Shares in testing and certification firm Intertek (ITRK) jumped over 10% after the company said it was undertaking a strategic review. The outcome could involve the separation and sale or demerger of the Energy & Infrastructure business.
Parting of the ways
The strategic review will decide whether Intertek Testing & Assurance and Intertek Energy & Infrastructure would be better as separate businesses. Testing & Assurance includes Consumer Products, Corporate Assurance and Health & Safety, and generated £1.9 billion of revenue in FY25.
The firm believes a dedicated Testing & Assurance business would be ‘a global market leader, providing risk-based Quality Assurance to world-leading brands’. It could also utilise its ‘superior Science-Based Customer Excellence value proposition and best in class economics to seize the attractive growth drivers ahead’.

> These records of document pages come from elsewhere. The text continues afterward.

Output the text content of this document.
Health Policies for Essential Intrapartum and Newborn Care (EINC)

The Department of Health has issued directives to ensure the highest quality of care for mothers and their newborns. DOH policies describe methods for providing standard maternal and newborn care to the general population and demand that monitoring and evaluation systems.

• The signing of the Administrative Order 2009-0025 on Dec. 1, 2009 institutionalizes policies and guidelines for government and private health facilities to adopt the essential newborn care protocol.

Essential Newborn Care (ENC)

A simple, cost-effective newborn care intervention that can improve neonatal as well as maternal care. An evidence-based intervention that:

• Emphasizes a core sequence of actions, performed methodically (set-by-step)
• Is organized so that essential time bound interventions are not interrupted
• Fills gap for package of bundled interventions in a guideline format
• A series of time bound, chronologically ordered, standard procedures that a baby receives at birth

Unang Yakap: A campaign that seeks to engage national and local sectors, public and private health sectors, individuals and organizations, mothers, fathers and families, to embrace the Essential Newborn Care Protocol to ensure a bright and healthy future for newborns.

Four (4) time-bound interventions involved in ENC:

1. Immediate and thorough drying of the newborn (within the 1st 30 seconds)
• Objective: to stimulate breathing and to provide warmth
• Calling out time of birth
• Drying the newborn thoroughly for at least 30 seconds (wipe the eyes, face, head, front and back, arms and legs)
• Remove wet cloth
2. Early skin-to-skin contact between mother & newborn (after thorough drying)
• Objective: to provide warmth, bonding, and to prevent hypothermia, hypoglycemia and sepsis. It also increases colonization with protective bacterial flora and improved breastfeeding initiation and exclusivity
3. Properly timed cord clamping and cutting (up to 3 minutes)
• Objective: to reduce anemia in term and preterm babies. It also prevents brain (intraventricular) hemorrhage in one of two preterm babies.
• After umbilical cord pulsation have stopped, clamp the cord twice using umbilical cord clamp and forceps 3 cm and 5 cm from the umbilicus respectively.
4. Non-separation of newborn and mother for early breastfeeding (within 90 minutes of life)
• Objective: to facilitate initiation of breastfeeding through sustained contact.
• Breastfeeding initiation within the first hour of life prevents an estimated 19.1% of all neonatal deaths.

Energy & Infrastructure comprises Industry, Metals, Construction, Caleb Brett and Transport and generated turnover of £1.6 billion last year. These businesses have ‘strong, highly complementary leadership positions across the entire energy and infrastructure value chain of Intertek’s clients’.
Growth improving
For Q1, the group said LFL revenue had grown 5.4% compared with 3.9% for the year to December 2025. Corporate Assurance and Consumer Products showed the fastest growth at 10.8% and 6.5% respectively.

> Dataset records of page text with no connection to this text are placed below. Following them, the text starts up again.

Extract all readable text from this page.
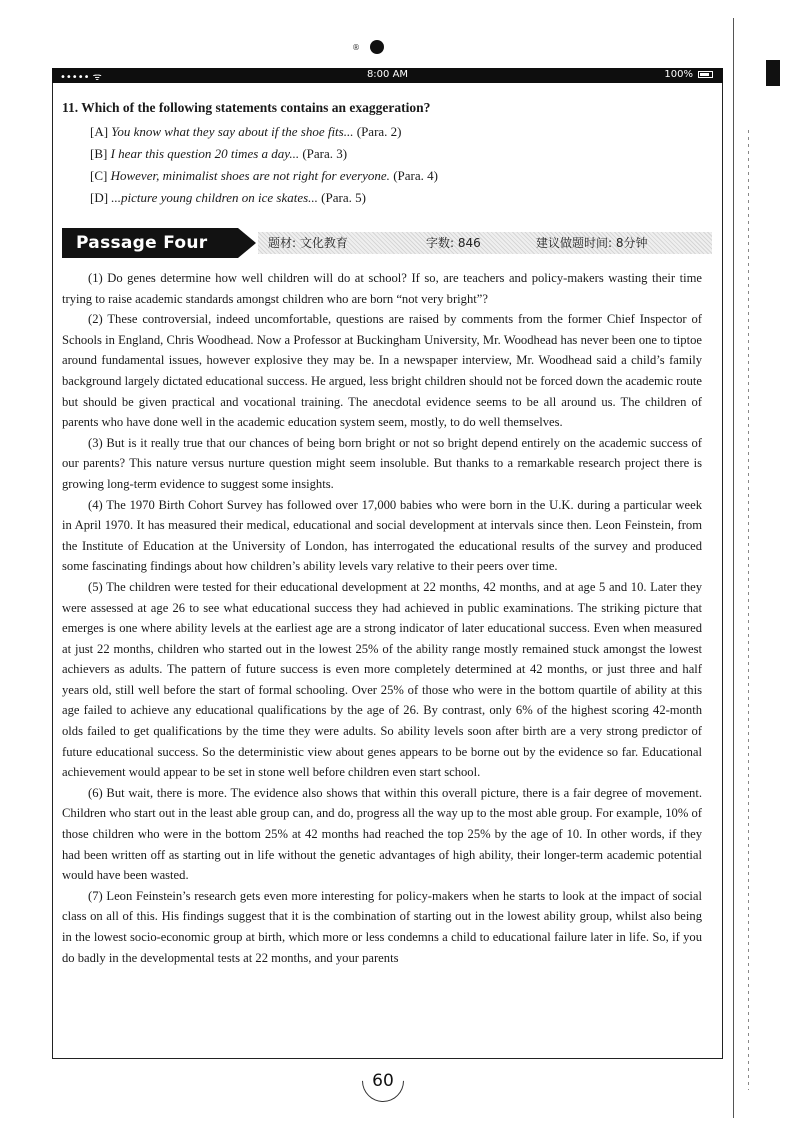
®
••••• ᯤ	8:00 AM	100%

11. Which of the following statements contains an exaggeration?

[A] You know what they say about if the shoe fits... (Para. 2)
[B] I hear this question 20 times a day... (Para. 3)
[C] However, minimalist shoes are not right for everyone. (Para. 4)
[D] ...picture young children on ice skates... (Para. 5)
Passage Four	题材: 文化教育	字数: 846	建议做题时间: 8分钟

(1) Do genes determine how well children will do at school? If so, are teachers and policy-makers wasting their time trying to raise academic standards amongst children who are born “not very bright”?

(2) These controversial, indeed uncomfortable, questions are raised by comments from the former Chief Inspector of Schools in England, Chris Woodhead. Now a Professor at Buckingham University, Mr. Woodhead has never been one to tiptoe around fundamental issues, however explosive they may be. In a newspaper interview, Mr. Woodhead said a child’s family background largely dictated educational success. He argued, less bright children should not be forced down the academic route but should be given practical and vocational training. The anecdotal evidence seems to be all around us. The children of parents who have done well in the academic education system seem, mostly, to do well themselves.

(3) But is it really true that our chances of being born bright or not so bright depend entirely on the academic success of our parents? This nature versus nurture question might seem insoluble. But thanks to a remarkable research project there is growing long-term evidence to suggest some insights.

(4) The 1970 Birth Cohort Survey has followed over 17,000 babies who were born in the U.K. during a particular week in April 1970. It has measured their medical, educational and social development at intervals since then. Leon Feinstein, from the Institute of Education at the University of London, has interrogated the educational results of the survey and produced some fascinating findings about how children’s ability levels vary relative to their peers over time.

(5) The children were tested for their educational development at 22 months, 42 months, and at age 5 and 10. Later they were assessed at age 26 to see what educational success they had achieved in public examinations. The striking picture that emerges is one where ability levels at the earliest age are a strong indicator of later educational success. Even when measured at just 22 months, children who started out in the lowest 25% of the ability range mostly remained stuck amongst the lowest achievers as adults. The pattern of future success is even more completely determined at 42 months, or just three and half years old, still well before the start of formal schooling. Over 25% of those who were in the bottom quartile of ability at this age failed to achieve any educational qualifications by the age of 26. By contrast, only 6% of the highest scoring 42-month olds failed to get qualifications by the time they were adults. So ability levels soon after birth are a very strong predictor of future educational success. So the deterministic view about genes appears to be borne out by the evidence so far. Educational achievement would appear to be set in stone well before children even start school.

(6) But wait, there is more. The evidence also shows that within this overall picture, there is a fair degree of movement. Children who start out in the least able group can, and do, progress all the way up to the most able group. For example, 10% of those children who were in the bottom 25% at 42 months had reached the top 25% by the age of 10. In other words, if they had been written off as starting out in life without the genetic advantages of high ability, their longer-term academic potential would have been wasted.

(7) Leon Feinstein’s research gets even more interesting for policy-makers when he starts to look at the impact of social class on all of this. His findings suggest that it is the combination of starting out in the lowest ability group, whilst also being in the lowest socio-economic group at birth, which more or less condemns a child to educational failure later in life. So, if you do badly in the developmental tests at 22 months, and your parents

60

Energy revenues were stable, making it the worst performing division, although at least sales weren’t down as in FY25. Group margins rose thanks to product mix, pricing, operational gearing, cost control and productivity gains.
The group confirmed its full-year guidance of mid single digit LFL revenue growth, margin progress and ‘strong’ growth in earnings and cash flow.

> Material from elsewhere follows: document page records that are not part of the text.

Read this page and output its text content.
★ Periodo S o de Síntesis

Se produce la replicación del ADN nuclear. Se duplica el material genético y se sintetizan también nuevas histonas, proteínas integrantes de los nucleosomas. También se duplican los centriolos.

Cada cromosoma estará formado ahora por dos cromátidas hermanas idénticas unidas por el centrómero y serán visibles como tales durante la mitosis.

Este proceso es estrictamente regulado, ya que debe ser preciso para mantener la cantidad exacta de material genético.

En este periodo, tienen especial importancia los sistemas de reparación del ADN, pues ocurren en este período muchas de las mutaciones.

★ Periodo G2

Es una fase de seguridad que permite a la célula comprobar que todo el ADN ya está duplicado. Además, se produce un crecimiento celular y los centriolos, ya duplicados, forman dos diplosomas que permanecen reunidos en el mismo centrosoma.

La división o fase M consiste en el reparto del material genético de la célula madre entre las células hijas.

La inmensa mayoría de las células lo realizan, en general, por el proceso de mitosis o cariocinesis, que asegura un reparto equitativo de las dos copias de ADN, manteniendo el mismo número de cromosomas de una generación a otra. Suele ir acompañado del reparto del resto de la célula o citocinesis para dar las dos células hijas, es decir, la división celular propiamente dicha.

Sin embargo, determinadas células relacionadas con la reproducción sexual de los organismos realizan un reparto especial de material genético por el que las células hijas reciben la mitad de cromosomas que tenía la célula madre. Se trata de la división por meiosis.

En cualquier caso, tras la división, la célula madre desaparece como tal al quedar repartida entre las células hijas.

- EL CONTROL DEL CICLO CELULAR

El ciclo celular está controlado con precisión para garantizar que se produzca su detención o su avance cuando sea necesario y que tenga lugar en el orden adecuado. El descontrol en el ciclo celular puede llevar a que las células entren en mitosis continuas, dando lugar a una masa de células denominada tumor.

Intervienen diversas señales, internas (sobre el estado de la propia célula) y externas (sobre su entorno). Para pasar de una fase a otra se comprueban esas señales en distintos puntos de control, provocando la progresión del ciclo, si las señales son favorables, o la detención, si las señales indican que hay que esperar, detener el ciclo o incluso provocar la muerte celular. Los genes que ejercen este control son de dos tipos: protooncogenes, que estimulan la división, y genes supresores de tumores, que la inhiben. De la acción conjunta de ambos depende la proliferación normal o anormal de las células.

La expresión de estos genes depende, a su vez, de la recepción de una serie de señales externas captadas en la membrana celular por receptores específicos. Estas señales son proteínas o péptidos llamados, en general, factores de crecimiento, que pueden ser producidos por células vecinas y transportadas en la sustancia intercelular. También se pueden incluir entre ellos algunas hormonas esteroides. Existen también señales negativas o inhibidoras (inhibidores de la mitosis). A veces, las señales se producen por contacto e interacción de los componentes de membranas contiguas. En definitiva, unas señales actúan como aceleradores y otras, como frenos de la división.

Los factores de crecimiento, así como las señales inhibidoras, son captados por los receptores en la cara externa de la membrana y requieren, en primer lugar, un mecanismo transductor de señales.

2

We wonder if Intertek’s major shareholders came up with this plan after the stock bombed last month on the FY results. Until now there had been no suggestion Energy and Infrastructure were peripheral to the group.
However, splitting the two divisions could indeed bring lots of benefits and allow sharper capital allocation. Moreover, a specialised approach could mean faster in-market execution, to the ultimate benefit of shareholders.
We’ve long liked Intertek, and couldn’t understand why it wasn’t trading at a premium valuation given its strong growth credentials. The market likes the idea of splitting it in two, although exactly how and when that happens is still unclear.